I reckon that music is a talent and gift given to me by God and therefore I also think it is my duty to continue doing what I am doing so that I can pass it on to the future generations. That is why I do teaching as well.
What is some of the advice you would like to give to Singaporeans?
It is very important to have some sort of an art form, like music, in their life so as to balance out the economic and academic stress we are all facing these days. Singaporeans can learn that it is like a form of active meditation. When I play music, my emotions, spirituality and mind are combined to produce something really special, like a nice melody – something that will have an unexpected impact on someone else’s life.
I really wish for our society here in Singapore to have that element in their children’s developing lives. I hope parents will find a good teacher that will nurture their kids to inculcate their love for art because I think ultimately that will make them so much more compassionate and sympathetic to those who have less, and also to become more sensitive to the rest of the world because art and music are universal. It is not something that you can say, “It’s mine and you can’t have it”. Music is pure, open and honest, like religion and values.
When you are doing something, do you devote yourself entirely to it?
Yes, absolutely. I believe that how you make yourself better is by being aware of how you get from step 1 to step 289 or step 1,000. Each step is a process of developing your own mental discipline, mental concentration and mental stamina. Like having the discipline to set aside the time to practice every day, being focused and not becoming distracted by social media or other things when you are practicing, and keeping at it despite being tired.
What do you do to manage performance jitters?
Before I start playing, I will try to let myself into the zone in which I can immerse my whole being into that piece I am about to perform. I will then try to overcome the jitters by converting those nervous energies into those that I can use for my concentration.
You have accomplished a lot over the years. What are some unfulfilled goals or aspirations as a performer?
I am actually pretty happy and satisfied with what I have achieved so far, as well as where I am right now. I still look forward to every performance that is ahead of me, but I think I’m at the stage where I want to relax more too.
What are some performances we can look forward to in 2016?
SSO will be having some of our orchestra tours to places like Germany and Amsterdam in the month of May.
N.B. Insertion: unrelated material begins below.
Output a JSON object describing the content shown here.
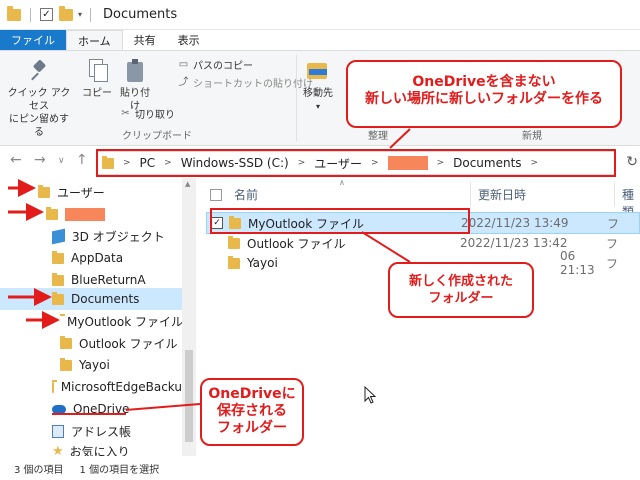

We also had our 37th anniversary concert in Singapore on January 29, with pianist Melvyn Tan.
(Check out their schedule via http://www.sso.org.sg/whats-on.php?CategoryID=294)
You have a private dining event every month don’t you? Can you tell us more about it?
Yes, I do! To me, music and food have always been a parallel. Music is food for the soul and cooking is food for the body. The two make up the complete nourishment. Moreover, I enjoy cooking for my friends, family and even strangers who just want to try my cooking! Life is truly about sharing, not holding onto your own skills. You can find out more about my cooking at lynnetteskitchen.com.
Thank you for sharing your insights with us, Lynnette!